“It has to be hit home on a regular basis.” “It” is the need to be aware of radiation exposure in the cath lab, and the message bearer in this case was Charles E. Chambers, MD, an interventional cardiologist who devotes time and energy promoting radiation safety.
The quotation is from an interview in 2014 for our magazine article, “Rad is Bad: Reducing Cath Lab Operators’ Exposure Risk.” Chambers, of the Penn State Hershey Heart and Vascular Institute and president of the Society for Cardiovascular Angiography and Interventions, was one of several physicians, radiologists and medical physicists who contributed to the piece by sharing details on strategies that have shown success nipping away at radiation exposure to physicians and staff during procedures in the catheterization laboratory.
The As Low As Reasonably Achievable campaign emphasizes practices that balance imaging quality with safety. The goal is to get a scan that can inform physicians using the least amount of ionizing radiation necessary. Patient safety is always a concern, but operators and staff also may be exposed to radiation during a PCI, an ablation or any number of procedures in the cath lab.

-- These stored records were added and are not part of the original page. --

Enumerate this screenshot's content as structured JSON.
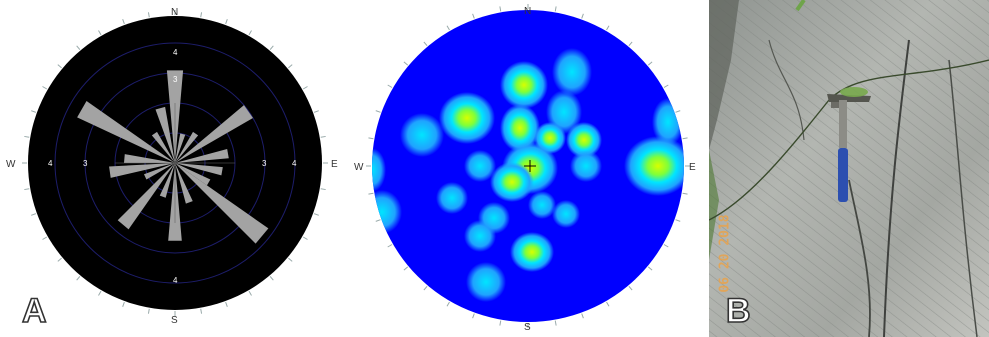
{
  "panels": {
    "a_label": "A",
    "b_label": "B"
  },
  "rose": {
    "compass": {
      "n": "N",
      "e": "E",
      "s": "S",
      "w": "W"
    },
    "ring_labels": [
      "4",
      "3",
      "4",
      "3",
      "4",
      "3",
      "4"
    ],
    "petals": [
      {
        "azimuth": 0,
        "length": 3.1
      },
      {
        "azimuth": 15,
        "length": 1.0
      },
      {
        "azimuth": 35,
        "length": 1.2
      },
      {
        "azimuth": 55,
        "length": 3.0
      },
      {
        "azimuth": 80,
        "length": 1.8
      },
      {
        "azimuth": 100,
        "length": 1.6
      },
      {
        "azimuth": 120,
        "length": 1.3
      },
      {
        "azimuth": 130,
        "length": 3.8
      },
      {
        "azimuth": 160,
        "length": 1.4
      },
      {
        "azimuth": 180,
        "length": 2.6
      },
      {
        "azimuth": 200,
        "length": 1.2
      },
      {
        "azimuth": 220,
        "length": 2.7
      },
      {
        "azimuth": 245,
        "length": 1.1
      },
      {
        "azimuth": 262,
        "length": 2.2
      },
      {
        "azimuth": 275,
        "length": 1.7
      },
      {
        "azimuth": 300,
        "length": 3.6
      },
      {
        "azimuth": 325,
        "length": 1.2
      },
      {
        "azimuth": 345,
        "length": 1.9
      }
    ],
    "colors": {
      "background": "#000000",
      "petal": "#a3a3a3",
      "ring": "#1d1d6b"
    }
  },
  "contour": {
    "compass": {
      "n": "N",
      "e": "E",
      "s": "S",
      "w": "W"
    },
    "colors": {
      "background": "#0000ff",
      "low": "#1fa3ff",
      "mid": "#00e5ff",
      "high": "#7fff3a",
      "peak": "#d7ff00"
    }
  },
  "photo": {
    "datestamp": "06 20 2018"
  }
}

“You can’t touch radiation and the consequences aren’t tangible,” said Chambers. “Because it is less immediate than some of the other things we deal with, it is harder to put a handle on.”
The magazine article showed that labs can institute safety efforts on several fronts. Education, whether through institutional training, society initiatives or as an individual’s personal cause, raises awareness. Today’s imaging equipment offers a number of options that can reduce exposure without compromising quality as well. And then there are standard and new practices for protecting operators and staff such as wearing lead aprons, protective eyeglasses and shielding.
A team in Israel reported this month about a practice that is gaining some notice as a way to reduce occupational radiation exposure. They randomized patients at their center to be covered with a lead apron, a technique that reduces radiation scattering to operators and staff. A group from Canada had reported on their use of a similar strategy at the 2014 American College of Cardiology’s (ACC) conference.
The technique reduced exposure to operators in both studies, but the Israeli team also measured exposure to patients. Audience members at the ACC presentation had suggested that the apron might increase radiation exposure to patients, and the Israeli results showed that was the case.
The authors of that study, the presenter at the ACC and many other cardiologists have pointed out that a cath procedure is a rare event for the patient while operators and staff encounter the potential risk of exposure repeatedly over a career. Using the apron may create a small increased risk for patients and an accumulatively significant reduction in risk for cath lab personnel.
Safety advocates such as Chambers emphasize that medical professionals need to think of the long-term exposure and consequences. The lead apron is one of many options on the table. It may or may not be an ideal option, or even a good option in the end. But it opens up the discussion, which raises awareness. And that is a good thing.